The NBA salary cap is formally branded as “soft,” a term that means it has as many obscure rules and loopholes as Congressional legislation. It suits the NBA; all their rules on- and off-the-court are highly flexible. That could be why 28 of 30 NBA teams currently operate over the salary cap.


The Lakers currently spend the most ($91.3 million) to fund their championship aspirations. With the luxury tax threshold at $70 million, this

means Los Angeles indirectly pays the other teams an equal 1/30th of their $21.3 million overage. The salary cap is set for $57.7 million, so the Lakers are $33.6 million over that as well. Paying quality players can get expensive. A $91.3 million payroll turns into a $142.6 million expenditure in a hurry.


Very few teams can operate at this level, but (sorry Cavs’ fans) New York is one of them. The Knicks have an untouchable revenue stream--even during a streak of losing seasons--that could land them
everyone they want. I would not be surprised to see the Knicks challenge for the most expensive roster next year. $91.3 million is small potatoes compared to what they have been willing to pay in the past. In fact, the Knicks could increase their current payroll by 67% and still not eclipse their most expensive payroll in team history. And they could build this super-roster up from practically nothing. Uh oh.


It will take a very loyal LeBron James to turn down a max contract--not counting the unparalleled figures that Nike would shell out to have LeBron in the nation's largest market, smoothly filling the void of Tiger Woods as their top endorser. Additionally, it is hard to pass at the opportunity to play 41 games a year in a historic building where they just so happen to average 30.4 points per game. And lastly, LeBron will really have to love his supporting cast to choose it over playing with 1, 2, or possibly 3 other members of the U.S. Olympic team. This will obviously be the sweetest pot in the history of free agency. LeBron has proven to be quite savvy about his free agent implications, so he already knows this.
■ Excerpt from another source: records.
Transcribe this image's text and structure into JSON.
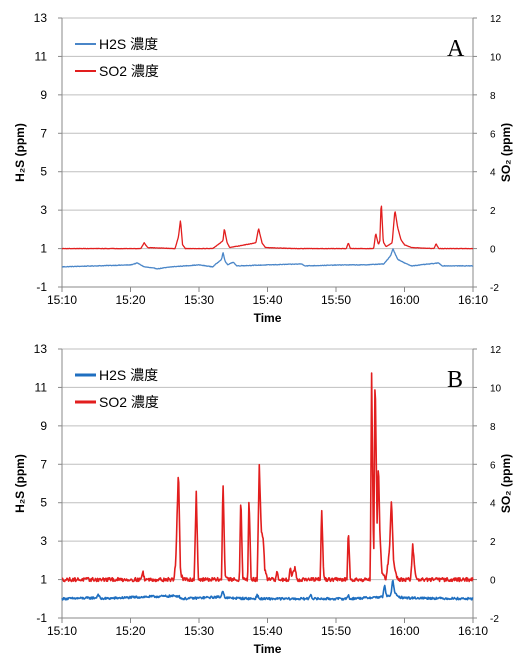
{
  "chart_data": [
    {
      "type": "line",
      "panel_label": "A",
      "xlabel": "Time",
      "ylabel_left": "H₂S (ppm)",
      "ylabel_right": "SO₂ (ppm)",
      "x_ticks": [
        "15:10",
        "15:20",
        "15:30",
        "15:40",
        "15:50",
        "16:00",
        "16:10"
      ],
      "x_range_min": [
        0,
        60
      ],
      "y_left_range": [
        -1,
        13
      ],
      "y_left_ticks": [
        "-1",
        "1",
        "3",
        "5",
        "7",
        "9",
        "11",
        "13"
      ],
      "y_right_range": [
        -2,
        12
      ],
      "y_right_ticks": [
        "-2",
        "0",
        "2",
        "4",
        "6",
        "8",
        "10",
        "12"
      ],
      "grid": "horizontal",
      "legend_position": "top-left",
      "colors": {
        "h2s": "#4a86c8",
        "so2": "#e21e1e",
        "grid": "#bfbfbf"
      },
      "series": [
        {
          "name": "H2S 濃度",
          "axis": "left",
          "color": "#4a86c8",
          "baseline": 0.05,
          "noise": 0.015,
          "points": [
            [
              0,
              0.0
            ],
            [
              10,
              0.1
            ],
            [
              11,
              0.2
            ],
            [
              12,
              0.0
            ],
            [
              14,
              -0.1
            ],
            [
              16,
              0.0
            ],
            [
              20,
              0.1
            ],
            [
              22,
              0.0
            ],
            [
              23.3,
              0.4
            ],
            [
              23.5,
              0.75
            ],
            [
              23.8,
              0.3
            ],
            [
              24.2,
              0.1
            ],
            [
              25,
              0.25
            ],
            [
              25.5,
              0.05
            ],
            [
              30,
              0.1
            ],
            [
              35,
              0.15
            ],
            [
              35.5,
              0.05
            ],
            [
              41,
              0.1
            ],
            [
              44,
              0.1
            ],
            [
              47,
              0.15
            ],
            [
              48,
              0.6
            ],
            [
              48.3,
              0.95
            ],
            [
              48.6,
              0.7
            ],
            [
              49,
              0.4
            ],
            [
              50,
              0.2
            ],
            [
              51,
              0.05
            ],
            [
              55,
              0.2
            ],
            [
              55.5,
              0.05
            ],
            [
              60,
              0.05
            ]
          ]
        },
        {
          "name": "SO2 濃度",
          "axis": "right",
          "color": "#e21e1e",
          "baseline": 0.0,
          "noise": 0.01,
          "points": [
            [
              0,
              0.0
            ],
            [
              11.5,
              0.0
            ],
            [
              12,
              0.3
            ],
            [
              12.5,
              0.05
            ],
            [
              16.5,
              0.0
            ],
            [
              17,
              0.6
            ],
            [
              17.3,
              1.5
            ],
            [
              17.6,
              0.2
            ],
            [
              18,
              0.0
            ],
            [
              22,
              0.0
            ],
            [
              23.5,
              0.4
            ],
            [
              23.7,
              1.05
            ],
            [
              24.1,
              0.3
            ],
            [
              24.5,
              0.05
            ],
            [
              28.3,
              0.3
            ],
            [
              28.7,
              1.05
            ],
            [
              29.2,
              0.3
            ],
            [
              29.7,
              0.05
            ],
            [
              34,
              0.0
            ],
            [
              41.5,
              0.0
            ],
            [
              41.8,
              0.3
            ],
            [
              42.1,
              0.0
            ],
            [
              45.5,
              0.0
            ],
            [
              45.8,
              0.8
            ],
            [
              46.2,
              0.2
            ],
            [
              46.4,
              0.4
            ],
            [
              46.6,
              2.5
            ],
            [
              46.9,
              0.35
            ],
            [
              47.3,
              0.1
            ],
            [
              48.2,
              0.3
            ],
            [
              48.6,
              2.0
            ],
            [
              49,
              1.1
            ],
            [
              49.5,
              0.45
            ],
            [
              50,
              0.2
            ],
            [
              51,
              0.05
            ],
            [
              54.3,
              0.0
            ],
            [
              54.6,
              0.25
            ],
            [
              55,
              0.0
            ],
            [
              60,
              0.0
            ]
          ]
        }
      ]
    },
    {
      "type": "line",
      "panel_label": "B",
      "xlabel": "Time",
      "ylabel_left": "H₂S (ppm)",
      "ylabel_right": "SO₂ (ppm)",
      "x_ticks": [
        "15:10",
        "15:20",
        "15:30",
        "15:40",
        "15:50",
        "16:00",
        "16:10"
      ],
      "x_range_min": [
        0,
        60
      ],
      "y_left_range": [
        -1,
        13
      ],
      "y_left_ticks": [
        "-1",
        "1",
        "3",
        "5",
        "7",
        "9",
        "11",
        "13"
      ],
      "y_right_range": [
        -2,
        12
      ],
      "y_right_ticks": [
        "-2",
        "0",
        "2",
        "4",
        "6",
        "8",
        "10",
        "12"
      ],
      "grid": "horizontal",
      "legend_position": "top-left",
      "colors": {
        "h2s": "#1f6fc0",
        "so2": "#e21e1e",
        "grid": "#bfbfbf"
      },
      "series": [
        {
          "name": "H2S 濃度",
          "axis": "left",
          "color": "#1f6fc0",
          "baseline": 0.0,
          "noise": 0.06,
          "points": [
            [
              0,
              0.0
            ],
            [
              5,
              0.05
            ],
            [
              5.3,
              0.25
            ],
            [
              5.6,
              0.0
            ],
            [
              12,
              0.1
            ],
            [
              17,
              0.15
            ],
            [
              17.5,
              0.0
            ],
            [
              23.2,
              0.1
            ],
            [
              23.5,
              0.45
            ],
            [
              23.8,
              0.05
            ],
            [
              28.2,
              0.0
            ],
            [
              28.5,
              0.2
            ],
            [
              28.8,
              0.0
            ],
            [
              36,
              0.0
            ],
            [
              36.3,
              0.25
            ],
            [
              36.6,
              0.0
            ],
            [
              41.5,
              0.0
            ],
            [
              41.8,
              0.2
            ],
            [
              42,
              0.0
            ],
            [
              46.8,
              0.1
            ],
            [
              47.1,
              0.7
            ],
            [
              47.4,
              0.1
            ],
            [
              48,
              0.2
            ],
            [
              48.3,
              1.0
            ],
            [
              48.6,
              0.3
            ],
            [
              49,
              0.1
            ],
            [
              50,
              0.05
            ],
            [
              60,
              0.0
            ]
          ]
        },
        {
          "name": "SO2 濃度",
          "axis": "right",
          "color": "#e21e1e",
          "baseline": 0.0,
          "noise": 0.1,
          "points": [
            [
              0,
              0.0
            ],
            [
              11.5,
              0.0
            ],
            [
              11.8,
              0.4
            ],
            [
              12.1,
              0.0
            ],
            [
              16.3,
              0.0
            ],
            [
              16.6,
              0.8
            ],
            [
              17,
              5.8
            ],
            [
              17.3,
              0.3
            ],
            [
              17.7,
              0.0
            ],
            [
              19.3,
              0.0
            ],
            [
              19.6,
              4.6
            ],
            [
              19.9,
              0.0
            ],
            [
              23.3,
              0.0
            ],
            [
              23.5,
              5.3
            ],
            [
              23.8,
              0.3
            ],
            [
              24.2,
              0.0
            ],
            [
              25.9,
              0.0
            ],
            [
              26.1,
              4.4
            ],
            [
              26.4,
              0.0
            ],
            [
              27.1,
              0.0
            ],
            [
              27.3,
              4.4
            ],
            [
              27.6,
              0.0
            ],
            [
              28.5,
              0.0
            ],
            [
              28.8,
              5.9
            ],
            [
              29.1,
              2.5
            ],
            [
              29.4,
              2.1
            ],
            [
              29.6,
              0.5
            ],
            [
              30,
              0.0
            ],
            [
              31.2,
              0.0
            ],
            [
              31.4,
              0.5
            ],
            [
              31.6,
              0.0
            ],
            [
              33.1,
              0.0
            ],
            [
              33.3,
              0.7
            ],
            [
              33.5,
              0.2
            ],
            [
              34,
              0.6
            ],
            [
              34.3,
              0.0
            ],
            [
              37.7,
              0.0
            ],
            [
              37.9,
              3.8
            ],
            [
              38.2,
              0.2
            ],
            [
              38.5,
              0.0
            ],
            [
              41.6,
              0.0
            ],
            [
              41.8,
              2.7
            ],
            [
              42.1,
              0.0
            ],
            [
              45,
              0.0
            ],
            [
              45.2,
              10.8
            ],
            [
              45.5,
              0.5
            ],
            [
              45.7,
              11.0
            ],
            [
              46,
              3.0
            ],
            [
              46.2,
              6.2
            ],
            [
              46.4,
              2.5
            ],
            [
              46.7,
              0.4
            ],
            [
              47.3,
              0.0
            ],
            [
              47.8,
              1.5
            ],
            [
              48.1,
              4.3
            ],
            [
              48.4,
              1.0
            ],
            [
              48.8,
              0.2
            ],
            [
              49.2,
              0.0
            ],
            [
              50.9,
              0.0
            ],
            [
              51.2,
              1.8
            ],
            [
              51.6,
              0.2
            ],
            [
              52,
              0.0
            ],
            [
              60,
              0.0
            ]
          ]
        }
      ]
    }
  ]
}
At that point, the Hail Mary for Cleveland is what I like to call the “Theory of Comfort and Unfinished Business”:


The Knicks are definitely willing and able to throw money at the feet of King James, but it is tough to buy him a feeling of home. Akron is not a New York City suburb. Checking in on his high school team would require a plane ride and not a 30-minute car trip. If you think these things are not important to him, ask yourself where he held his MVP Award Ceremony.


He calls the Cleveland Cavaliers his family. He has so many pre-game antics, sideline charades, and enough handshakes to make a man dizzy. This loose atmosphere is all the byproduct of winning. Early in his career, there were hardly smiles on the bench when LeBron was called upon to win games by himself. By leaving LeBron will return to those early days.


Times Square could easily construct more, and/or larger, Nike ads than the one off Ontario Street, but their impact is greater in downtown Cleveland. That billboard transcends marketing for a shoe company. LeBron is the hope of millions that hang on his every move. Jordan, even in his prime, could not make the people of Chicago stop what they were doing the way James demands attention from all Ohioans.


The second part of my theory relies on Cleveland’s inability to win championships. Typically, this is as safe of a bet as your grocery store carrying bread. However, the Fightin’ LeBrons are back to playing like the best team in the NBA. It is my opinion that Cavs’ fans cannot expect to have it both ways. If you want LeBron long-term, you might have to sacrifice a 2010 World Championship. It is true that LeBron wants his legacy to be the man who brought the city of Cleveland its first championship since 1964. He never once said that he would stick around for a second.


A championship this year suggests LeBron departs. There would be an alignment of events that point to his leaving. His contract ends, the drought would be over in Cleveland (his mission accomplished), Shaq would probably retire, and Delonte West will likely be headed for jail. It sounds like the family band would be splitting up. That gives LeBron a clean exit while the confetti falls at the parade. Then again, what more do you want from the guy? The Cavaliers would be the World Champions.